The Great Green Wall is a project of eleven countries in the Sahel-Sahara region: Thye are Djibouti, Eritrea, Ethiopia, Sudan, Chad, Niger, Nigeria, Mali, Burkina Faso, Mauritania, and Senegal. They have joined together to combat land degradation and restore native plant life to the landscape. I reported on a small part of this project, based in Tanzania, in a May blog under the title “Water Bunds”.
In recent years, northern Africa has seen the quality of arable land decline significantly due to climate change and poor land management. Uniting under the banner of the “Great Green Wall” initiative, national and regional leaders hope to reverse this trend. The bulk of the work on the ground was originally concentrated along a stretch of land from Djibouti, Ethiopia in the east to Dakar, Senegal, in the west—an expanse 15 kilometers (nine miles) wide and 7,775 kilometers (4,831 miles) long. The project has since expanded to include countries in both northern and western Africa. See the map above.
Land degradation typically stems from both human-related and natural factors; over-farming, over-grazing, climate change, and extreme weather are the most common causes. Beyond affecting land and the natural environment, land degradation also poses serious threats to agricultural productivity, food security, and quality of human life. Nowhere is this issue more urgent than in sub-Saharan Africa, where an estimated 500 million people live on land undergoing desertification, the most extreme form of land degradation.
Jean-Marc Sinnassamy is a senior environmental specialist with the Global Environment Facility (GEF). He helps manage a program developed under the Great Green Wall initiative with countries in the Sahel and West Africa. The GEF joined the initiative at the beginning, helping to convene country leaders at the headquarters of the United Nations Convention to Combat Desertification in Bonn, Germany, in February 2011. The World Bank and other organizations focused on global development and GEF provided financial and technical support. For Sinnassamy, the partnership represents a unique opportunity to work across the region with a solid political base.

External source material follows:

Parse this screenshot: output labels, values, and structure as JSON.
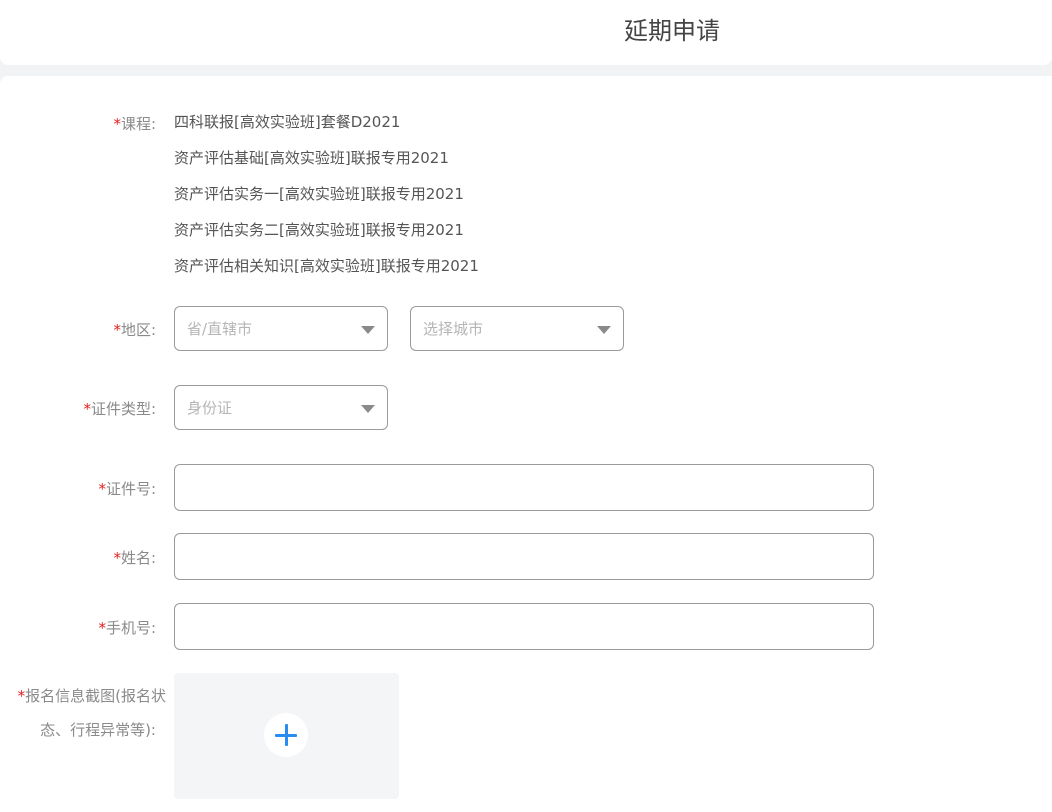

“We saw political leaders, heads of state, ministers in different countries wanting to work on common environmental issues, and wanting to tackle land degradation issues together,” he says. “For us, this is a political blessing. We have to respond to that demand. Working to combat land degradation is the best way to address both very local issues, and the global environment,” Sinnassamy says. “We are working with the land, which is the basis of livelihood in these communities. We are working with people to improve soil quality, which improves crop yield and, in turn, agricultural production and the overall quality of life in the community. These very local benefits are also a way to generate global benefits for water, land, and nature.”
Having spent the better part of a year planning, strategizing, and building partnerships with agencies on the ground, the Great Green Wall initiative is beginning to report positive early results. The project’s $2 billion budget, stemming largely from World Bank co-financing, and partnerships fostered by the African Union, ensures participating countries will have the means to see the project through to the end.
Examples of success include more than 50,000 acres of trees planted in Senegal. Most of these are the acacia species Senegalia senegal, which has economic value for the commodity it produces, gum arabic. (Gum arabic is primarily used as a food additive.) A small portion of the trees are also fruit-bearing, which, when mature, will help combat the high levels of malnutrition in the country’s rural interior.
Even more dramatic is the project’s potential social impact. The improvements in land quality and economic opportunity in Mali may help curb terrorism in the country, where famine and poverty have exacerbated a spike in political and religious extremism.
It is good to hear about major, multi-country projects in Africa that are making a huge difference in a sustainable and visionary approach to environmental conservation.